Interior Ministry spokesman Markus Amman said nobody in Liechtenstein had even noticed the soldiers, who were carrying assault rifles but no ammunition. "It's not like they stormed over here with attack helicopters or something," he said.

Liechtenstein, which has about 34,000 inhabitants and is slightly smaller than Washington, D.C., does not have an army.

A string of luck

So I've been on holiday. Literally and figuratively. I took a small break from all commitments, written, electronic, and otherwise. In the spirit of honoring an "old Russian tradition", I kicked back and did nothing for a bit. It was nice. Now, I'm back. :)

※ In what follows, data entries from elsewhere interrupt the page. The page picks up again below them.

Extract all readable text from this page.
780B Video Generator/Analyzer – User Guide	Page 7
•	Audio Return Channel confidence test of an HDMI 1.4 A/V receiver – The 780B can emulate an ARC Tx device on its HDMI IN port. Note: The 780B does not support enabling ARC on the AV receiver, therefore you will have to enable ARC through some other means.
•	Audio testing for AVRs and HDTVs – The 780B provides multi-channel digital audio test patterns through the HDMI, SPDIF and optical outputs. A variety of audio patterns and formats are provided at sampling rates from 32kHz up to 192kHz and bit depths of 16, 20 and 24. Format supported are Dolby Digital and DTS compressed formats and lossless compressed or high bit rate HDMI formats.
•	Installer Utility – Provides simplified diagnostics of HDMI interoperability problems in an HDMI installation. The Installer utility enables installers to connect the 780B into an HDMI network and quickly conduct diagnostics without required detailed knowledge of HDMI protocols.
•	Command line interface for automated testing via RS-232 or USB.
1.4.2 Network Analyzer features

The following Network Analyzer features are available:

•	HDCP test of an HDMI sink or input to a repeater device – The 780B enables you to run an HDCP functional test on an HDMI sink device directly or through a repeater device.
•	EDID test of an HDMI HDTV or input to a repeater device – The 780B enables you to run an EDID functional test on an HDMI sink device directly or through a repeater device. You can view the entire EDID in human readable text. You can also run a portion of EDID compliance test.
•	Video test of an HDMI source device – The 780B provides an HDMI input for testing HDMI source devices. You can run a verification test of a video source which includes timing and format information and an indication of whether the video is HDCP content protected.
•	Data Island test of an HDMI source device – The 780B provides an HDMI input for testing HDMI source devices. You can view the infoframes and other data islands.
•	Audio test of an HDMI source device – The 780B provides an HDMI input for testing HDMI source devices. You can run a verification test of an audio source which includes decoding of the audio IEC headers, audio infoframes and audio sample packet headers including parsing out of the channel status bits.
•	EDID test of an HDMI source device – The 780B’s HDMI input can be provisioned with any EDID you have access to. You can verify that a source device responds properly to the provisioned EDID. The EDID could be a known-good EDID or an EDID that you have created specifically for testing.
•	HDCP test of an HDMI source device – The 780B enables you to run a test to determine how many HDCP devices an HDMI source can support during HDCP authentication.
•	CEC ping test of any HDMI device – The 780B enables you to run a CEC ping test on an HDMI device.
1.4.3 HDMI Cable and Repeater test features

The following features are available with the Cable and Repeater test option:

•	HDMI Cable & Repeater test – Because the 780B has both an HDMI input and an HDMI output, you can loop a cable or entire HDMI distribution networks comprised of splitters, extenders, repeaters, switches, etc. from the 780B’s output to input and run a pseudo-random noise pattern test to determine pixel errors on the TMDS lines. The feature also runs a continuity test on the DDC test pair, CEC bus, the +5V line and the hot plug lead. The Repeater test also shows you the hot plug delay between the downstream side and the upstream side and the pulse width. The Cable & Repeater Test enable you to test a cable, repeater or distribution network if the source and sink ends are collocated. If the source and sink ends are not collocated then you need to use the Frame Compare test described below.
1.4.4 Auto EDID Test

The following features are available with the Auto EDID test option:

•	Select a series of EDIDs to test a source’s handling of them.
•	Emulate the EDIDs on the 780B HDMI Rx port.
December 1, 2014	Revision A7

After sending my final paper in, a series of fortunate events happened within the span of 24 hours. First, a package arrived in the mail with a very nice, embroidered jacket from Norwich University enclosed (a gift for finishing the last class). My teacher graded my paper incredibly quickly - sending back an "A" and a note that if I work on it, it might be publishable in the Journal of African Affairs. That night, some of my old students and the other teachers dragged me out to a local cafe, where we bought a bottle of wine and toasted my finishing school. AND I got a lucky ticket on the bus for my first time ever since moving here.

Let me explain. When you buy a bus ticket, it has 6 numbers on it. A "lucky" ticket is one where the sum of the first 3 digits equals the sum of the last 3 digits. (would this ever be a hobby in America?) If you get a lucky ticket, you're supposed to eat it. I didn't eat mine, but I did save it, and I was very excited.